Hiermee geeft u een pad naar een of meer locaties. De waarde van LiteralPath wordt precies gebruikt zoals deze wordt getypt. Geen tekens worden geïnterpreteerd als jokertekens. Als het pad escape-tekens bevat, plaatst u het tussen enkele aanhalingstekens. Enkele aanhalingstekens geven PowerShell aan dat geen tekens als escape-reeksen worden geïnterpreteerd.

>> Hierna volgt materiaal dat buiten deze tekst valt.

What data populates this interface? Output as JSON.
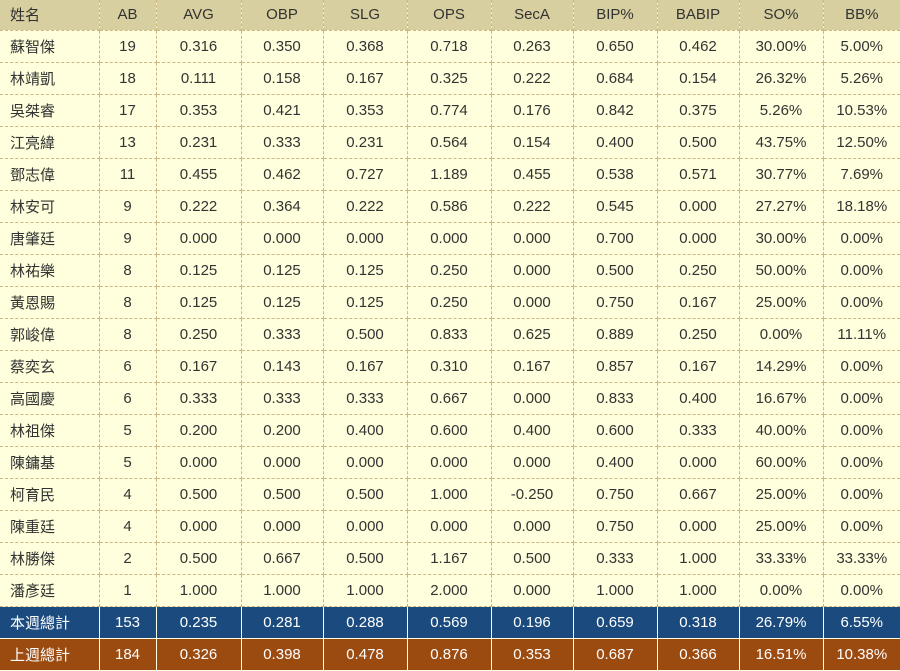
{
  "chart_data": {
    "type": "table",
    "columns": [
      "姓名",
      "AB",
      "AVG",
      "OBP",
      "SLG",
      "OPS",
      "SecA",
      "BIP%",
      "BABIP",
      "SO%",
      "BB%"
    ],
    "rows": [
      [
        "蘇智傑",
        "19",
        "0.316",
        "0.350",
        "0.368",
        "0.718",
        "0.263",
        "0.650",
        "0.462",
        "30.00%",
        "5.00%"
      ],
      [
        "林靖凱",
        "18",
        "0.111",
        "0.158",
        "0.167",
        "0.325",
        "0.222",
        "0.684",
        "0.154",
        "26.32%",
        "5.26%"
      ],
      [
        "吳桀睿",
        "17",
        "0.353",
        "0.421",
        "0.353",
        "0.774",
        "0.176",
        "0.842",
        "0.375",
        "5.26%",
        "10.53%"
      ],
      [
        "江亮緯",
        "13",
        "0.231",
        "0.333",
        "0.231",
        "0.564",
        "0.154",
        "0.400",
        "0.500",
        "43.75%",
        "12.50%"
      ],
      [
        "鄧志偉",
        "11",
        "0.455",
        "0.462",
        "0.727",
        "1.189",
        "0.455",
        "0.538",
        "0.571",
        "30.77%",
        "7.69%"
      ],
      [
        "林安可",
        "9",
        "0.222",
        "0.364",
        "0.222",
        "0.586",
        "0.222",
        "0.545",
        "0.000",
        "27.27%",
        "18.18%"
      ],
      [
        "唐肇廷",
        "9",
        "0.000",
        "0.000",
        "0.000",
        "0.000",
        "0.000",
        "0.700",
        "0.000",
        "30.00%",
        "0.00%"
      ],
      [
        "林祐樂",
        "8",
        "0.125",
        "0.125",
        "0.125",
        "0.250",
        "0.000",
        "0.500",
        "0.250",
        "50.00%",
        "0.00%"
      ],
      [
        "黃恩賜",
        "8",
        "0.125",
        "0.125",
        "0.125",
        "0.250",
        "0.000",
        "0.750",
        "0.167",
        "25.00%",
        "0.00%"
      ],
      [
        "郭峻偉",
        "8",
        "0.250",
        "0.333",
        "0.500",
        "0.833",
        "0.625",
        "0.889",
        "0.250",
        "0.00%",
        "11.11%"
      ],
      [
        "蔡奕玄",
        "6",
        "0.167",
        "0.143",
        "0.167",
        "0.310",
        "0.167",
        "0.857",
        "0.167",
        "14.29%",
        "0.00%"
      ],
      [
        "高國慶",
        "6",
        "0.333",
        "0.333",
        "0.333",
        "0.667",
        "0.000",
        "0.833",
        "0.400",
        "16.67%",
        "0.00%"
      ],
      [
        "林祖傑",
        "5",
        "0.200",
        "0.200",
        "0.400",
        "0.600",
        "0.400",
        "0.600",
        "0.333",
        "40.00%",
        "0.00%"
      ],
      [
        "陳鏞基",
        "5",
        "0.000",
        "0.000",
        "0.000",
        "0.000",
        "0.000",
        "0.400",
        "0.000",
        "60.00%",
        "0.00%"
      ],
      [
        "柯育民",
        "4",
        "0.500",
        "0.500",
        "0.500",
        "1.000",
        "-0.250",
        "0.750",
        "0.667",
        "25.00%",
        "0.00%"
      ],
      [
        "陳重廷",
        "4",
        "0.000",
        "0.000",
        "0.000",
        "0.000",
        "0.000",
        "0.750",
        "0.000",
        "25.00%",
        "0.00%"
      ],
      [
        "林勝傑",
        "2",
        "0.500",
        "0.667",
        "0.500",
        "1.167",
        "0.500",
        "0.333",
        "1.000",
        "33.33%",
        "33.33%"
      ],
      [
        "潘彥廷",
        "1",
        "1.000",
        "1.000",
        "1.000",
        "2.000",
        "0.000",
        "1.000",
        "1.000",
        "0.00%",
        "0.00%"
      ]
    ],
    "totals": [
      {
        "label": "本週總計",
        "values": [
          "153",
          "0.235",
          "0.281",
          "0.288",
          "0.569",
          "0.196",
          "0.659",
          "0.318",
          "26.79%",
          "6.55%"
        ]
      },
      {
        "label": "上週總計",
        "values": [
          "184",
          "0.326",
          "0.398",
          "0.478",
          "0.876",
          "0.353",
          "0.687",
          "0.366",
          "16.51%",
          "10.38%"
        ]
      }
    ]
  },
  "colors": {
    "header_bg": "#d7cfa0",
    "row_bg": "#ffffdd",
    "grid": "#ccb87f",
    "text": "#333333",
    "total_text": "#ffffff",
    "total_this_week_bg": "#1b4b7e",
    "total_last_week_bg": "#9b4a10"
  }
}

Zie about_Quoting_Rules voor meer informatie.

Type:String[]
Aliases:PSPath
Position:Named
Default value:None
Required:True
Accept pipeline input:True
Accept wildcard characters:False

-Name

Hiermee haalt u alleen de namen van de items op de locatie op. De uitvoer is een tekenreeksobject dat door de pijplijn naar andere opdrachten kan worden verzonden. Jokertekens zijn toegestaan.

Type:SwitchParameter
Position:Named
Default value:None
Required:False
Accept pipeline input:False
Accept wildcard characters:True

-Path

Hiermee geeft u een pad naar een of meer locaties. Jokertekens worden geaccepteerd. De standaardlocatie is de huidige map (.).

Type:String[]
Position:0
Default value:Current directory
Required:False
Accept pipeline input:True
Accept wildcard characters:True

-ReadOnly

Als u alleen-lezenitems wilt ophalen, gebruikt u de parameter ReadOnly of de eigenschap ReadOnly van de parameter Attributes.

Type:SwitchParameter
Aliases:ar
Position:Named
Default value:None
Required:False
Accept pipeline input:False
Accept wildcard characters:False

-Recurse

Hiermee haalt u de items op de opgegeven locaties en in alle onderliggende items van de locaties op.

Type:SwitchParameter
Aliases:s
Position:Named
Default value:False
Required:False
Accept pipeline input:False
Accept wildcard characters:False

-System

Hiermee haalt u alleen systeembestanden en mappen op. Als u alleen systeembestanden en mappen wilt ophalen, gebruikt u de systeemparameter of de parameter Systeemeigenschap Kenmerken.

Type:SwitchParameter
Aliases:as
Position:Named
Default value:None
Required:False
Accept pipeline input:False
Accept wildcard characters:False

-UseTransaction

Hiermee wordt de opdracht opgenomen in de actieve transactie. Deze parameter is alleen geldig wanneer een transactie wordt uitgevoerd. Zie about_Transactions voor meer informatie.

Type:SwitchParameter
Aliases:usetx
Position:Named
Default value:False
Required:False
Accept pipeline input:False
Accept wildcard characters:False

Invoerwaarden

String

U kunt een tekenreeks die een pad bevat doorsnijden naar Get-ChildItem.

Uitvoerwaarden

Object

Het type object dat Get-ChildItem retourneert, wordt bepaald door de objecten in het pad van het providerstation.

String

Als u de parameter Name gebruikt, Get-ChildItem worden de objectnamen geretourneerd als tekenreeksen.

Notities

  • U kunt verwijzen naar Get-ChildItem door de ingebouwde aliassen, ls, diren gci. Zie about_Aliases voor meer informatie.
  • Get-ChildItem krijgt standaard geen verborgen items. Gebruik de parameter Force om verborgen items op te halen.
  • De Get-ChildItem cmdlet is ontworpen om te werken met de gegevens die door een provider worden weergegeven. Als u de providers wilt weergeven die beschikbaar zijn in uw sessie, typt u Get-PSProvider. Zie about_Providers voor meer informatie.